Simón: Für mich musste es ein Ensemblefilm sein, denn nur so konnte ich das Lebensgefühl einer Großfamilie zeigen, das meiner eigenen Lebenserfahrung entspricht. Wir haben uns einige Ensemblefilme angeschaut, aber wir mussten unseren eigenen Weg finden. Wir wollten auf keinen Fall wie eine Familienserien im Fernsehen aussehen, wo sich das Gesamtbild aus den Einzelszenen der Protagonisten heraus entwickelt. Wir wollten die Familie von Anfang an zusammen zeigen, was für die Inszenierung schwieriger ist. Für mich entsteht das Bild der Familie über den Kamerastandpunkt und nicht beim Schnitt. Beim Drehen soll die Kamera wie ein zusätzliches Familienmitglied sein, immer sehr nah an den Protagonisten. Bei jeder Szene muss man die Wichtigkeit der Protagonisten und ihrer Gefühle einfangen. Wir haben dann im Schnitt aber einiges korrigiert, weil wir viel Material hatten.

Ihr Debüt „Fridas Sommer“ erzählt ihre eigene Geschichte, „Alcarrás“ handelt von ihrer Familie. Was reizt Sie an autobiografisch inspirierten Spielfilmen?

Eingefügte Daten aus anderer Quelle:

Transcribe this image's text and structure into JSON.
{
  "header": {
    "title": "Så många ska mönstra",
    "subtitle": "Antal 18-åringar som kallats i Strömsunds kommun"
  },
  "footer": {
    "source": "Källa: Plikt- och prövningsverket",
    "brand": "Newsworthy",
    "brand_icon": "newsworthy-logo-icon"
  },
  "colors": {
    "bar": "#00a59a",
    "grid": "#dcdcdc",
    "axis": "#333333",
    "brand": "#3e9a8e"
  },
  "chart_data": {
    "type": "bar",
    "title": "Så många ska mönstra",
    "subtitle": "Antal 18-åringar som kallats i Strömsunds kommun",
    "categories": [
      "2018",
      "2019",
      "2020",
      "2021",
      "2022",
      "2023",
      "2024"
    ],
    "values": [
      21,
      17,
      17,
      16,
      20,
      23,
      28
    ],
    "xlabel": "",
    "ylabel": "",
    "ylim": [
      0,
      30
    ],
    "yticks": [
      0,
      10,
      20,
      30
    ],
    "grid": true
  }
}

Simón: Es muss nicht autobiographisch sein, aber ich will nur von dem erzählen, wovon ich etwas verstehe. Das wird sich vielleicht eines Tages ändern; über so viele Dinge weiß ich auch nicht Bescheid! „Alcarrás“ ist aber ganz anders als „Fridas Sommer“. Dort geht es nur um meine eigenen Erfahrungen als Kind, da musste ich nichts recherchieren. In „Alcarrás“ dreht sich alles um die Erfahrungen meiner Familie, in die ich mich erst einmal einarbeiten musste. Die Recherche über den Obstanbau und die Traditionen, die Gespräche mit meiner Familie, den Nachbarn und anderen Bauern waren für mich sehr wichtig. Das hat viel Zeit gekostet, doch die brauchte es, um die Welt zu verstehen, die ich darstellen wollte. Ich will meine Protagonisten aber nicht nur verstehen, sondern auch wirklich mögen, deswegen muss ich mich in ihr Leben einfühlen können.


Die Dynamik der Kinder: "Alcarràs" (Lluis Tudela)
Die Dynamik der Kinder: "Alcarràs" (Lluis Tudela)

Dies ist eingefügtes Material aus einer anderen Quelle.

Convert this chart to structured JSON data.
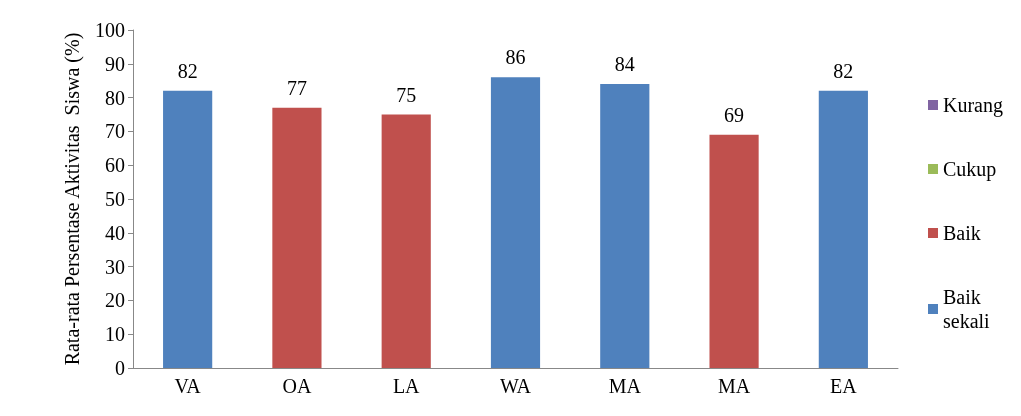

Auch in „Alcarrás“ ist die Perspektive der Kinder sehr wichtig. Was macht für sie den besonderen Reiz der Arbeit mit Kindern aus?

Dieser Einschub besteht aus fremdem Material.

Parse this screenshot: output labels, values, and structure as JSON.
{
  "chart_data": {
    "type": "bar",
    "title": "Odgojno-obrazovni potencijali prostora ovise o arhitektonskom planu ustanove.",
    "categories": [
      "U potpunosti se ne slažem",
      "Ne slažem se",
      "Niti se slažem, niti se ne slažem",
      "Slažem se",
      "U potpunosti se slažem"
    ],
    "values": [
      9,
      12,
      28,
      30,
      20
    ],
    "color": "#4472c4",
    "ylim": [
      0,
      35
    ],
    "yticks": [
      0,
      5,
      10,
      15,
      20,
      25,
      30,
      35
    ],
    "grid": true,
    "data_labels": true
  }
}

Simón: Es ist entscheidend, dass die Dreharbeiten lebendig sind. Kinder bringen dafür eine ganz besondere Dynamik mit. Sie überraschen einen als Regisseurin immer mit neuen Anregungen. Sie sind aber auch für die erwachsenen Darsteller toll, da sie ihnen helfen, lockerer und entspannter zu werden. Natürlich machen die Kinder, was ich ihnen sage, ich gebe ihnen aber auch viel Raum, damit sie sie selbst sein können. Die Wahrnehmung der Kinder ist in „Alcarrás“ anders als in „Fridas Sommer“. Es handelte sich ja um die Perspektive eines Mädchens, das seine Mutter verloren hat und in eine neue Familie hereinwächst. In „Alcarrás“ ist den Kindern die eigentliche Bedrohung ihrer Lebensform gar nicht einsichtig. Sie erleben die Welt der Erwachsenen aus ihrer Perspektive, aber darüber lässt sich auch viel ausdrücken. Deswegen kam es entscheidend auf das Zusammenspiel der Kinder mit den Erwachsenen an, was sich insbesondere im Umgang der Kinder mit dem Großvater zeigt.